La mancanza di credibilità nel rinnovamento di Badoglio

badoglio

La più infausta scelta di Vittorio Emanuele III fu di liquidare Mussolini affidando la sua successione ad un uomo che ne era stato l’ombra durante il regime: Pietro Badoglio.

Non era un fascista della prima ora. Anzi aveva detto, nei momenti della marcia su Roma, che con qualche battaglione avrebbe liquidato il fascismo. Ma, privo di qualsiasi scrupolo pur di mandare avanti la propria carriera, non appena il fascismo divenne forza di governo sì allineò al nuovo corso.

Era riuscito ad avere un incarico diplomatico in Brasile, per poi essere nominato dallo stesso Mussolini Capo di Stato Maggiore Generale. Divenne una figura di primo piano tra quelle che collaboravano attivamente con il capo del Fascismo.

Sostenne l’invio delle divisioni al Brennero a seguito dell’assassinio del cancelliere austriaco Dollfuss. Ma poi fu Badoglio stesso a curare gli accordi militari con lo Stato Maggiore tedesco prima dell’entrata in guerra dell’Italia.

Badoglio e la guerra d’Etiopia

Tutti lo ricordavano come il vero vincitore della guerra d’Etiopia, l’uomo che alla testa delle truppe italiane vittoriose era entrato nella capitale nemica.
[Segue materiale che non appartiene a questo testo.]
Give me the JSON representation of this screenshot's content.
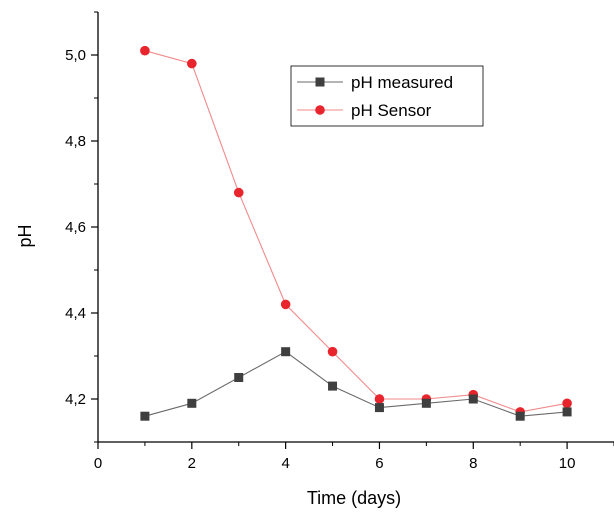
{
  "chart_data": {
    "type": "line",
    "title": "",
    "xlabel": "Time (days)",
    "ylabel": "pH",
    "xlim": [
      0,
      11
    ],
    "ylim": [
      4.1,
      5.1
    ],
    "x_ticks": [
      0,
      2,
      4,
      6,
      8,
      10
    ],
    "x_tick_labels": [
      "0",
      "2",
      "4",
      "6",
      "8",
      "10"
    ],
    "y_ticks": [
      4.2,
      4.4,
      4.6,
      4.8,
      5.0
    ],
    "y_tick_labels": [
      "4,2",
      "4,4",
      "4,6",
      "4,8",
      "5,0"
    ],
    "x": [
      1,
      2,
      3,
      4,
      5,
      6,
      7,
      8,
      9,
      10
    ],
    "series": [
      {
        "name": "pH measured",
        "marker": "square",
        "color": "#3f3f3f",
        "values": [
          4.16,
          4.19,
          4.25,
          4.31,
          4.23,
          4.18,
          4.19,
          4.2,
          4.16,
          4.17
        ]
      },
      {
        "name": "pH Sensor",
        "marker": "circle",
        "color": "#e8242c",
        "values": [
          5.01,
          4.98,
          4.68,
          4.42,
          4.31,
          4.2,
          4.2,
          4.21,
          4.17,
          4.19
        ]
      }
    ],
    "legend_position": "top-center",
    "grid": false
  }
}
Celebrato da un Mussolini fu fatto Duca di Addis Abeba.

Convinto assertore dell’intervento nella guerra di Spagna e dell’occupazione dell’Albania. Non ebbe nulla da dire quando Mussolini decise di invadere la Grecia. Non si contrappose neanche al resto del conflitto fin quando i disastri militari, che avvenivano anche per sua colpa, non misero in evidenza le sue importanti responsabilità nella debacle militare.

Fu in quel momento che, inviso a molte figure del regime, ma anche a molti italiani in generale, si dissociò.
Diciamo che volgarmente abbandonò la barca quando stava andando a fondo.

Un personaggio che non piaceva a nessuno

Nessuno poteva credere nella veridicità di un rinnovamento con un personaggio simile a capo del governo. Badoglio aveva ovviamente contro i fascisti, ma pure gli antifascisti non si fidavano di lui. Il suo nome non entusiasmò alcun italiano.

E certo Badoglio non era uno dei personaggi con cui gli alleati si sentivano più garantiti ad aprire trattative, quale uomo che fosse oltre il regime fascista.

Il più grande collaboratore militare di Mussolini non poteva incarnare agli occhi di costoro il rinnovamento. Nessuno gli credette quando condannò la politica estera e militare del Fascismo. Poiché egli era stato un attore attivo di quella politica estera che ora rinnegava e non poteva scrollarsi di dosso le responsabilità così semplicemente.

Il filo di corresponsabilità che legava Badoglio, uomo della monarchia (colpevole essa stessa), con gli errori della dittatura fu un fattore di grande delegittimazione. La debolezza di un Governo che temeva il ritorno di fascisti, che invece si sbandarono in quei giorni, e non riusciva a conquistare la fiducia degli antifascisti.

Ancora a pitturare questo quadro ci si metteva la precaria situazione militare del paese. Con l’alleato tedesco che non si fidava assolutamente del nuovo governo e gli alleati anglo-americani che non vedevano in esso un interlocutore affidabile.